When we were kids we used to wish to grow up fast so we could become: doctors, superheroines, singers, princesses and more! We used to change our minds every day, every time we saw something new and marvelous! I wish someone would have said to me to pick only one thing from all the things I loved and dedicate my whole life to it, so I would be an expert at that one thing.
I really envy singers and actors who are always saying on interviews “I grabbed a microphone for the first time/I acted for the first time in a high school play and I fell in loved with it!!! I knew that I wanted to do it for the rest of my life!” I wish I would have felt the same about only one thing amongst the different things I like to do.
I feel lost, I feel out of place, I want to do many things but I don’t know where to start. I need many things but I don’t know where to get them or how. I am still figuring out how to live in this world and how to deal with people.
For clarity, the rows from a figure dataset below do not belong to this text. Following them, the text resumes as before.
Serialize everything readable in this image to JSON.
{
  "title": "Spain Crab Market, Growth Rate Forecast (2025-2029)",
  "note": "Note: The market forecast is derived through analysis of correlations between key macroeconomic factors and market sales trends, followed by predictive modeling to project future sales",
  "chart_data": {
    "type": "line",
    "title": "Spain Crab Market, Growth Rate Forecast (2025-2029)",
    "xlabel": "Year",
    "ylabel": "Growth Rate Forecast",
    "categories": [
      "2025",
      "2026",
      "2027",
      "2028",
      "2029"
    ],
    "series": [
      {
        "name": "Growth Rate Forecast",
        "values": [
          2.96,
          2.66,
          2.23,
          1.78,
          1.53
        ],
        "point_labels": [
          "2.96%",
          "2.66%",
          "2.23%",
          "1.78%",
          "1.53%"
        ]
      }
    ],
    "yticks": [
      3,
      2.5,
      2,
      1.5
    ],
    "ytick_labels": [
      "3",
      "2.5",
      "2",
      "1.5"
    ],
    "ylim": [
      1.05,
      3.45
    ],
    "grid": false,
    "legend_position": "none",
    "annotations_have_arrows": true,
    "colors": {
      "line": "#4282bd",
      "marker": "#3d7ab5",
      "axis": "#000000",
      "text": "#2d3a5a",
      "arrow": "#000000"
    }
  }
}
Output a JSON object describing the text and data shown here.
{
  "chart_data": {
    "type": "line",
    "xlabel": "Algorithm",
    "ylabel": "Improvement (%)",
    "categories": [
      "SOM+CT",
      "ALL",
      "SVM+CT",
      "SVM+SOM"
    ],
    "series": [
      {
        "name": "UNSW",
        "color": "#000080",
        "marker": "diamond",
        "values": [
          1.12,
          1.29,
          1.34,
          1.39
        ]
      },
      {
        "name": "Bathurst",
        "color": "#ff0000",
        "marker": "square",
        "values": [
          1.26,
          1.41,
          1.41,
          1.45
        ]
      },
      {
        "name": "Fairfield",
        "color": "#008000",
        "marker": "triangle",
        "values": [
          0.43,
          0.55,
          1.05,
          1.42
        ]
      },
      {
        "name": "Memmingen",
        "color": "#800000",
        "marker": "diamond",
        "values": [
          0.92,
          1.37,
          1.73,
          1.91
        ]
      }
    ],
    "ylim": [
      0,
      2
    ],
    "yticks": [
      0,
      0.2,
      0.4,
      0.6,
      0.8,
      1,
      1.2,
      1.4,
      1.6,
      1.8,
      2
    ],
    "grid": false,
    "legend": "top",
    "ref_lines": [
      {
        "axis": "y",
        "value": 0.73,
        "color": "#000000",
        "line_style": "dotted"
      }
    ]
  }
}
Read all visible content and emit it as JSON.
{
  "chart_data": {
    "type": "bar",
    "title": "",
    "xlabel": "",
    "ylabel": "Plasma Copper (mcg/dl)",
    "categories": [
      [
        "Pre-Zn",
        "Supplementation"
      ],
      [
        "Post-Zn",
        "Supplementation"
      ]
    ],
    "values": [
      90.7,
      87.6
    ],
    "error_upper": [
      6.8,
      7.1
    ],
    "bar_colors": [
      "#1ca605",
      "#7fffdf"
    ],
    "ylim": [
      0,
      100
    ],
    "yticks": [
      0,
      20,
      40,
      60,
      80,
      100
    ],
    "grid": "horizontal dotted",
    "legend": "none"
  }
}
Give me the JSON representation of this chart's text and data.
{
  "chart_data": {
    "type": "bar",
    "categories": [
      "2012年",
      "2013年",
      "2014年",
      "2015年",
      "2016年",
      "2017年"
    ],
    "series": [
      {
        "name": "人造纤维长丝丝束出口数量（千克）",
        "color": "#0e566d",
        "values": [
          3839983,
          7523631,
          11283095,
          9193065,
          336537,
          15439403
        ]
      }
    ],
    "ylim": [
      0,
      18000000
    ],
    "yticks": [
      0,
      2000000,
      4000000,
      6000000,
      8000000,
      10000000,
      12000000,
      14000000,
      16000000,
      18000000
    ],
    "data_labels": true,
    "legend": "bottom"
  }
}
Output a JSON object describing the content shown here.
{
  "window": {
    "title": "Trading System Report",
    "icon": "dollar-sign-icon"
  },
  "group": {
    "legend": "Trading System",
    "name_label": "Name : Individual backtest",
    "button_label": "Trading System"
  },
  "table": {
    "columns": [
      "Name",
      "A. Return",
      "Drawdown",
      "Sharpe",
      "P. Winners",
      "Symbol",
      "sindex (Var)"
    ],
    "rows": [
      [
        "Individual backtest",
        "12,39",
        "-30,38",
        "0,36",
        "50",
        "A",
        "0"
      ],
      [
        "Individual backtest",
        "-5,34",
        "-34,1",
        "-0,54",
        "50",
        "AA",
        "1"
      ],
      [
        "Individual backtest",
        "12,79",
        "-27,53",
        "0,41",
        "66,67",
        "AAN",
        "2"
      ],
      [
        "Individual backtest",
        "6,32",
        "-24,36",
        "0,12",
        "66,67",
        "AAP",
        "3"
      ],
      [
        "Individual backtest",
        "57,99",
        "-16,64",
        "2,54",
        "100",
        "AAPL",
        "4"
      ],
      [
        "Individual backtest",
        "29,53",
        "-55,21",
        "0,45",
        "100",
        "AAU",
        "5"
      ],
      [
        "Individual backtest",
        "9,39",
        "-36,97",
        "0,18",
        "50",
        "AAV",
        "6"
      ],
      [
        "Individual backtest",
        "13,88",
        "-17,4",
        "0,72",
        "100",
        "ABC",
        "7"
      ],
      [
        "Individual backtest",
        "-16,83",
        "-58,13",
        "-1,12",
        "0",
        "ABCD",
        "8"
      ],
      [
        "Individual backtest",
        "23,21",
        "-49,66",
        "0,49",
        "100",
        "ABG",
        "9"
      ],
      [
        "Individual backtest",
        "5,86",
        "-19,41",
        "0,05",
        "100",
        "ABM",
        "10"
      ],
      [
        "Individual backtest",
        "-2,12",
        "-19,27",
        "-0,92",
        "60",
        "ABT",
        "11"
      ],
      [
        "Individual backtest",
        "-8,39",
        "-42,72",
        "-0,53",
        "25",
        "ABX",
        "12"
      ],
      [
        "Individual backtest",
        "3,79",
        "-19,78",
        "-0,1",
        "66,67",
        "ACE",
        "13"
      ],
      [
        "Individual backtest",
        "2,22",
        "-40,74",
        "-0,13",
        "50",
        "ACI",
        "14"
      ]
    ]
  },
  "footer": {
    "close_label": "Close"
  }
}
I met people who look like they are satisfied with their lives and they go (apparently) smoothly into the next chapter of the human life cycle : high school, University, Job, Wedding, kids, etc. I am not satisfied with a “normal” life, I need something that makes my heart beat and that makes me feel thankful to be alive. The problem to be alive is … that you need to have either a passion or a good plan to survive.
When I was a little kid, before blowing my birthday candles, I used to wish to be happy…just that. I guess I should have been more specific about one thing in particular.